Он был в соломенной шляпе, натянутой до ушей на обритую голову. Потягивая коньяк, он курил одну за другой, стряхивая пепел в чашку, которую ему подносила пышная женщина, сидевшая рядом, и всякий раз церемонно благодарил: «Спасибо, Австралия моей души». Она смущенно улыбалась и краснела, поправляя то прическу, то браслеты на пухлой руке, сползавшие к локтю, то бусы, привлекавшие внимание к содержательному декольте.
Вторая женщина, Жанна, похожая на девочку-подростка, худенькая, рыжеватая, с зеленоватыми красивыми глазами и тонкими губами, хрипло хохотала и ехидно щурилась, поглядывая на меня.
В конце вечера она вдруг попросила проводить ее до дома.
Жанна оказалась ответственным секретарем городской газеты и готова была рекомендовать меня главному редактору: «Но сначала надо посмотреть, на что вы способны».
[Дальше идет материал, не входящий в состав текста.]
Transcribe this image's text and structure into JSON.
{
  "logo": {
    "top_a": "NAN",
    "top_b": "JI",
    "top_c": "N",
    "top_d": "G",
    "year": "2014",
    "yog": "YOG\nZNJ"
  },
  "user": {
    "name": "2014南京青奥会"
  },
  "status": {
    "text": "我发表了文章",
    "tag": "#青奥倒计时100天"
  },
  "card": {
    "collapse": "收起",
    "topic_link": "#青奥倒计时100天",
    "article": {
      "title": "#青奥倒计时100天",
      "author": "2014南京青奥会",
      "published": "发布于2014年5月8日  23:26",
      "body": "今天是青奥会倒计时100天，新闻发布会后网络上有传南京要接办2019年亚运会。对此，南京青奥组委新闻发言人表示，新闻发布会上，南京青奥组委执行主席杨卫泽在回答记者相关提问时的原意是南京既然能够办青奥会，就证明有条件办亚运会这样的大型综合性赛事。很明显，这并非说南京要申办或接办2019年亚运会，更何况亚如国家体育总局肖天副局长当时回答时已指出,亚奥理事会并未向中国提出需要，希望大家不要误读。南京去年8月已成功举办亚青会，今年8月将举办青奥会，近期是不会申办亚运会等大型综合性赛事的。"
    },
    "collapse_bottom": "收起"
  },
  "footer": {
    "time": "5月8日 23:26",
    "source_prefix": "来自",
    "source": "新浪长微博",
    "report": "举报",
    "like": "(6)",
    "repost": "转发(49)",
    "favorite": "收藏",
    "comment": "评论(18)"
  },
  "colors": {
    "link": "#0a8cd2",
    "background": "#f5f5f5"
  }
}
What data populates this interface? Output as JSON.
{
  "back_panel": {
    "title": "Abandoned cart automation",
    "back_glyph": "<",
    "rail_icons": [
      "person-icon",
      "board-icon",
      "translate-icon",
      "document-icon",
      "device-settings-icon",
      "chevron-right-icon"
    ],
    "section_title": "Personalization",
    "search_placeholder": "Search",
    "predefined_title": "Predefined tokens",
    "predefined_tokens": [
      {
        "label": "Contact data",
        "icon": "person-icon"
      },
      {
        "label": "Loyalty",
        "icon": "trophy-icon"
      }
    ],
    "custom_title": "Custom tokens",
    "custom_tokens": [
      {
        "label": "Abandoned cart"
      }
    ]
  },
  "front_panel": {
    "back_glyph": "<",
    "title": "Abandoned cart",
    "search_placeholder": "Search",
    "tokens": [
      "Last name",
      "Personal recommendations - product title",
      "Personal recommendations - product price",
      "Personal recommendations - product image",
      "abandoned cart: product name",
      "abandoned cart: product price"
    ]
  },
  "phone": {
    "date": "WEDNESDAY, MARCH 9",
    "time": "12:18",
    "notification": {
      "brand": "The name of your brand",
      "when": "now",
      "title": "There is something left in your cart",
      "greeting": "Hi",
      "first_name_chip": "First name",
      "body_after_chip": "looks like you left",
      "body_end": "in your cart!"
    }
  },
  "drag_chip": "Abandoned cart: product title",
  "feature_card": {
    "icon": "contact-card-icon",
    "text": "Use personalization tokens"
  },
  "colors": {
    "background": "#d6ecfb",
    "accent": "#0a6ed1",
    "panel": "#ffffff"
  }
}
Мы заговорили о Германе Гессе – она обожала «Игру в бисер», а я «Степного волка», потом Жанна сказала, что Бахтин, конечно, и предположить не мог, что с его помощью Достоевский может быть так эффективно обеззаражен, лишен религиозного, нравственного смысла и сведен, по сути, к набору приемов, к карнавальности, полифонии и прочей чепухе. Еще я узнал, что она давно разведена, сыновья учатся в военных училищах, дома у нее припасен коньяк, а в прихожей, глядя мне в глаза, сказала, что груди у нее острые, маленькие, торчащие в разные стороны, как у истерички, но зато – ткнула пальцем в мою грудь – жопа хоть куда, и она умеет держать себя в чужих руках, но только чур соски не кусать…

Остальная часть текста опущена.